En toile de fond, on trouve tout un panel de personnages secondaires absolument géniaux. Les auteurs gomment les limites entre bons et méchants. Tous les personnages ont cette ambivalence que j'adore retrouver en fantasy : des héros peu scrupuleux, des "méchants" campés par une bande d'ados surdoués en mal de reconnaissance finalement assez similaires à ce qu'aurait pu devenir les héros s'ils avaient fait d'autres choix. Chaque camp a ses raisons plus ou moins valables et on en vient à s'attacher à certains aspects de ces personnalités d'écorchés vifs : l'inventivité d'Eldée, la fragilité de Noélien... et Loulou est un personnage que j'ai adoré. Elsy est une sacrée emmerdeuse mais ses failles craquellent le vernis de l'ambition et la rendent terriblement attachiante, comme Elodianne (même si elle est un peu moins développée). Dans le rang des alliés comme des ennemis, on ne peut s'empêcher de s'attacher à tout ce petit monde. Damnis et Teliam veillent sur le tout et créent du liant à l'ensemble, chacun à leur manière. Sans oublier le bestiaire génialissime : entre rebuts, blasphèmes et asparences vous serez servis comme jamais.
L'intrigue est émaillée de petits rappels historiques bienvenus, de souvenirs éclairants qui permettent de raccrocher les wagons dans cet univers tentaculaire aux multiples visages. Mes scènes préférées sont les souvenirs d'enfance communs d'Elsy et Elo, la bataille de Lazirac sur les différents plans, le mystère autour du personnage de Teliam.

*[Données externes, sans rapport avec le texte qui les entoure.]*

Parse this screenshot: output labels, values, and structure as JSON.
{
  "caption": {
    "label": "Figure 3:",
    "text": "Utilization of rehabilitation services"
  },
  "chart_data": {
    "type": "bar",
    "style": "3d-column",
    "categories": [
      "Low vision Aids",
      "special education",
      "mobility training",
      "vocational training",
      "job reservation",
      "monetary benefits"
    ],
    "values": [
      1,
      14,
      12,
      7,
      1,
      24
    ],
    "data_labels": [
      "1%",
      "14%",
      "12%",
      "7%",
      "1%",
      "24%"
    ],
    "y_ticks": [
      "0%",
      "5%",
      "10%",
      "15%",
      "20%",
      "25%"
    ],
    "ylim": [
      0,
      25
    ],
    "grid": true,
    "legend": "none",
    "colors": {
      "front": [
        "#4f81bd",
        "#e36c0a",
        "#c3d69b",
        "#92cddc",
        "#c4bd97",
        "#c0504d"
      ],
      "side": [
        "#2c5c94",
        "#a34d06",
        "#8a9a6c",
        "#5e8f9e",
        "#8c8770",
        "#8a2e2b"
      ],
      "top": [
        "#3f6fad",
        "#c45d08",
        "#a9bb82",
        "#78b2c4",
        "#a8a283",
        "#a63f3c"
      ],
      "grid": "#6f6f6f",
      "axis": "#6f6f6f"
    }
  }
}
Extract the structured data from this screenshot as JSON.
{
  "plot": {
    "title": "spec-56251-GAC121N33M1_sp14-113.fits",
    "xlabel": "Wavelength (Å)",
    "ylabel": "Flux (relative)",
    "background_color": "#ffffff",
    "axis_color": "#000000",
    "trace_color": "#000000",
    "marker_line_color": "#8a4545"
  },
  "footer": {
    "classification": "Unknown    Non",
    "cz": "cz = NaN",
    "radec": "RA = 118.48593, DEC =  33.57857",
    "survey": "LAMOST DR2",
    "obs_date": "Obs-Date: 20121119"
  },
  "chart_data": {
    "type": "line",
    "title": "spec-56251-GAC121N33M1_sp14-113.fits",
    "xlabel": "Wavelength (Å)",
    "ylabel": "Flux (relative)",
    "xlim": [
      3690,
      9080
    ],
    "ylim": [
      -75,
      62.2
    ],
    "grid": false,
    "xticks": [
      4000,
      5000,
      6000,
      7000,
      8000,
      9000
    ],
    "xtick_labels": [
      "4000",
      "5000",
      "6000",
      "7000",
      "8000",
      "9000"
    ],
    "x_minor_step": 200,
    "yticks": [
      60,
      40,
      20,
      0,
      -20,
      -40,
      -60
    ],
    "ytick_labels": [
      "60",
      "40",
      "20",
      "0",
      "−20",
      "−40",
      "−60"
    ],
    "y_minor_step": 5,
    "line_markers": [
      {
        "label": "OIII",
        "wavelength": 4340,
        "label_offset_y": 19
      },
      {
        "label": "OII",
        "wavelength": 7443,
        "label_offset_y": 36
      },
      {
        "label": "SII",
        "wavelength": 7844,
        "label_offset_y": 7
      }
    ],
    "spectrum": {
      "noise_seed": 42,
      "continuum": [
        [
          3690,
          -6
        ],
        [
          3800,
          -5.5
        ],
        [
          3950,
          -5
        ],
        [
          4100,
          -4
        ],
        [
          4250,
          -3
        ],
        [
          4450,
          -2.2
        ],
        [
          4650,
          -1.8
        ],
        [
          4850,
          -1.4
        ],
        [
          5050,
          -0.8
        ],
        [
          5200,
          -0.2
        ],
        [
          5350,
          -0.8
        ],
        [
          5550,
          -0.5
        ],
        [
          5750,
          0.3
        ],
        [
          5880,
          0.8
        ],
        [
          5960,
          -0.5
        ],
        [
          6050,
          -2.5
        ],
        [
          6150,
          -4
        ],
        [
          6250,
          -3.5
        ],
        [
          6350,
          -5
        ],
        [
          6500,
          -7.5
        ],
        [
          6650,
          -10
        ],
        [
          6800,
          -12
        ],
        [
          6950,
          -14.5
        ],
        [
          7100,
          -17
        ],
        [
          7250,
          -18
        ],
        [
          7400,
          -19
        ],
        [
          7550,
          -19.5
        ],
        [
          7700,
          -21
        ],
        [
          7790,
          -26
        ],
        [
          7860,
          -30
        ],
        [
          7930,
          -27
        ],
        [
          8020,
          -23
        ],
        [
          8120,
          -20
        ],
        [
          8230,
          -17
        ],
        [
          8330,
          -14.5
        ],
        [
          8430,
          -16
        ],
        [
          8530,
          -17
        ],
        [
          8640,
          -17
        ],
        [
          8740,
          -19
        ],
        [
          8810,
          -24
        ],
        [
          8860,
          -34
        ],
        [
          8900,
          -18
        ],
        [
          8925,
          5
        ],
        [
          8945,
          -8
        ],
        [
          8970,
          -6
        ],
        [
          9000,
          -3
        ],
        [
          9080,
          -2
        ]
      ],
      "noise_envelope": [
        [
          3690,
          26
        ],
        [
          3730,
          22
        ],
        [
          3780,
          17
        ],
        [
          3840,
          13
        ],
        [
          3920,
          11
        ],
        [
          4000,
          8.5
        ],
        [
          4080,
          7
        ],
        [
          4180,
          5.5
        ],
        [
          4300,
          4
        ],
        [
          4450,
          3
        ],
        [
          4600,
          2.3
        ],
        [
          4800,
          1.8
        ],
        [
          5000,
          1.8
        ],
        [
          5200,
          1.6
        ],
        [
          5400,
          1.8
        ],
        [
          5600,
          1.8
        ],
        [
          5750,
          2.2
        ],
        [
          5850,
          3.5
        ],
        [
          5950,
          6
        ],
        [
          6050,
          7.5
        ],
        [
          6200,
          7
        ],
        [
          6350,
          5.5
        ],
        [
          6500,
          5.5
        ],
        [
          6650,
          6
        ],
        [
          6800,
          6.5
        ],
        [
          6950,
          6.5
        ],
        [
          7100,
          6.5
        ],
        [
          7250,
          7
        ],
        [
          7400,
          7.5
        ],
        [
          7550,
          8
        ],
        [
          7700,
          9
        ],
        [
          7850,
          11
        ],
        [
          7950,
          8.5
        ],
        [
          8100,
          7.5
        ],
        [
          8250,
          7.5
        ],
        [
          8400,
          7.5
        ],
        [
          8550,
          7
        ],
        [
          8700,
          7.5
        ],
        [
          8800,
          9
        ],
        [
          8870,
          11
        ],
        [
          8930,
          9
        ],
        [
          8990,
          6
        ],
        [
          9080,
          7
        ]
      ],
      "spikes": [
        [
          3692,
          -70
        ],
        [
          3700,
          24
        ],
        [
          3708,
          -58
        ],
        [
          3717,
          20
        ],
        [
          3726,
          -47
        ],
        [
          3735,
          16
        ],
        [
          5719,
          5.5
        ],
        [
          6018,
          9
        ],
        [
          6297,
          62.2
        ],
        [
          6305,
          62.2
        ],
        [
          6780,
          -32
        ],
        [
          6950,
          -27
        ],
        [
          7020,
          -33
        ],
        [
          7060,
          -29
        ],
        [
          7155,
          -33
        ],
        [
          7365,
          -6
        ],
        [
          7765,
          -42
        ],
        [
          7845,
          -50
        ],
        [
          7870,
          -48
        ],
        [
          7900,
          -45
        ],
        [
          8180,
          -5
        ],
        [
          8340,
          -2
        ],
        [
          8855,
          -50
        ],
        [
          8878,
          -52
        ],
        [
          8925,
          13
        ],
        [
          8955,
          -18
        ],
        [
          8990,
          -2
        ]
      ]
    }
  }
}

Je tiens à préciser pour les âmes sensibles que certaines scènes sont assez gores et violentes. Mais l'ambiance sombre de l'histoire est vraiment réussie.
C'est une histoire pour ceux qui aiment ne pas avoir toutes les réponses et laisser une part d'imagination, car tous les mystères sont loin d'être éclaircis à la fin de ce livre mais l'ouverture laisse présagée une suite... (s'il vous plait ?!!!), on aurait envie de retrouver la petite bande dans une nouvelle mission périlleuse et en apprendre plus sur le passé de chacun et leurs liens : j'adorerai découvrir en détails comme Elsy a rencontré Ohya par exemple, pour ne citer que ça.
Comme tous mes coups de coeur, j'ai du mal à conclure mon avis, si ce n'est un conseil pour les amateurs de fantasy sombre, de monstres totalement inédits, d'intrigue politique et religieuse en sous-main, d'héros loin d'être héroïques et de méchants qui ont leurs raisons ; lisez ce livre et éclatez vous à arpenter Mirinar, côté réalité ou côté monde-miroir, vous trouverez forcément une cause à suivre et si y'a un peu de 'velle à se faire, pourquoi pas !!